Notice that the egg is shed in feces. Dog poop. Since this parasite is transmitted to humans via the all-too-common route of fecal-oral, good hygiene ( in theory) should prevent this. We all know that hand-washing, the most important, most basic element of good hygiene, is far from universal even under the best of circumstances (ubiquitous and well-placed handwashing sinks, availability of clean water, adequate soap and its use thereof). Imagine the odds stacked against this in a place where sheep offal is traditionally left to the dogs--completing the cycle--where cleaning up after one's own dog, not to mention innumerable strays is unheard of, and where there might not even be enough water to flush toilets for humans, if toilets even exist in the locale.

The truth is that there is shit around, all over the place, And the truth is that shit gets ingested, and people get sick (but thankfully, often not).

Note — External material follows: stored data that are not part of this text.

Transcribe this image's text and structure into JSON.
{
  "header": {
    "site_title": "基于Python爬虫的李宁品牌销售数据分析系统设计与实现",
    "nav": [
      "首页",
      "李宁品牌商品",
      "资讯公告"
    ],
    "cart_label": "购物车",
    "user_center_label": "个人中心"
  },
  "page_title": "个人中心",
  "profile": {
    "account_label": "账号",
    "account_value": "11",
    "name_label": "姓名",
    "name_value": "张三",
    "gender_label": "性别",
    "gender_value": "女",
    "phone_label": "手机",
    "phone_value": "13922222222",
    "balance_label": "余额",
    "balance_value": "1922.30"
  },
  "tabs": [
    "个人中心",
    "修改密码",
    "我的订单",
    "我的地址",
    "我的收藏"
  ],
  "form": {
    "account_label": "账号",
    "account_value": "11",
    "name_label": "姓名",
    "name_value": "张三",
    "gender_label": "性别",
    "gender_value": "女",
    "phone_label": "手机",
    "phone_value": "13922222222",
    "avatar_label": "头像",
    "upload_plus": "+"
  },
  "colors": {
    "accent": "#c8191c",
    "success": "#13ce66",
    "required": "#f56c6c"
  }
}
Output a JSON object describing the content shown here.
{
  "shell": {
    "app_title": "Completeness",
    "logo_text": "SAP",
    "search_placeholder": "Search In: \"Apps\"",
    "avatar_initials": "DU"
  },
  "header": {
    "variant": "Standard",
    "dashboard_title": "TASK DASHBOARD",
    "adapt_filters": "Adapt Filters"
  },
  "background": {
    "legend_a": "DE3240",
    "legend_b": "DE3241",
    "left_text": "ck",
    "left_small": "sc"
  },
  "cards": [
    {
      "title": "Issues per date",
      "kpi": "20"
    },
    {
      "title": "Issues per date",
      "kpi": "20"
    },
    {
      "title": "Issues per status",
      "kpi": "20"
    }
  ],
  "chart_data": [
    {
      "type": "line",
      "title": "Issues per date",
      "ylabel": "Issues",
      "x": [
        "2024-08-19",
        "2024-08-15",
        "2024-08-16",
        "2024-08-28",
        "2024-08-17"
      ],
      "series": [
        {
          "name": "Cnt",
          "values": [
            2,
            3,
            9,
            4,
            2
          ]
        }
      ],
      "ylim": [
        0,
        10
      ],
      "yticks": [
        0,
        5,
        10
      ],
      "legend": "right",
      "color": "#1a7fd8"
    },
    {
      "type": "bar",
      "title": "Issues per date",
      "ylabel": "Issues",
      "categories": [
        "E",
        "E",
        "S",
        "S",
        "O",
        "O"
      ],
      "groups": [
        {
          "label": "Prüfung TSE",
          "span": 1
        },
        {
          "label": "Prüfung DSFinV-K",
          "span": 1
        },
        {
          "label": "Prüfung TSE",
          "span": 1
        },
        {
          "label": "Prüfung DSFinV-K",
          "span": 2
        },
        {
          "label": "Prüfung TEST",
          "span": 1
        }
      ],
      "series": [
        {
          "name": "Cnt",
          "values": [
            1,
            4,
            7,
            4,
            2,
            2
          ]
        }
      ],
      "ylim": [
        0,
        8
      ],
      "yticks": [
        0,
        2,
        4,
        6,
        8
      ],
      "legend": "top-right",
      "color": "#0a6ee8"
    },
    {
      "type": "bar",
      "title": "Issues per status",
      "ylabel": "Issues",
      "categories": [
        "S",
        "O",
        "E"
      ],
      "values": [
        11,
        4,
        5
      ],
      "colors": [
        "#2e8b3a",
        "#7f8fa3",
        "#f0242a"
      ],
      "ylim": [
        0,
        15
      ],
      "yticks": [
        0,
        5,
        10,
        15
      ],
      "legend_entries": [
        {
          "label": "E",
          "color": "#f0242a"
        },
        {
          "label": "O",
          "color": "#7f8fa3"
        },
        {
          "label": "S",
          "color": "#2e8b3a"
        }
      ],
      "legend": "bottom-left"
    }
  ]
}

Consider the case of the Orthodox Jewish family in Brooklyn that got infected with cysticercosis (larval stage of the pork tapeworm). No, they weren't sneaking bacon bites, but they had someone doing domestic work who had the tapeworm, and apparently hygiene wasn't, uh, adequate.

NB: One doesn't get cysticercosis ever from eating pork. Like Echinococcus, it's a larval stage, and you get it from being around pork eaters who are infesting your food.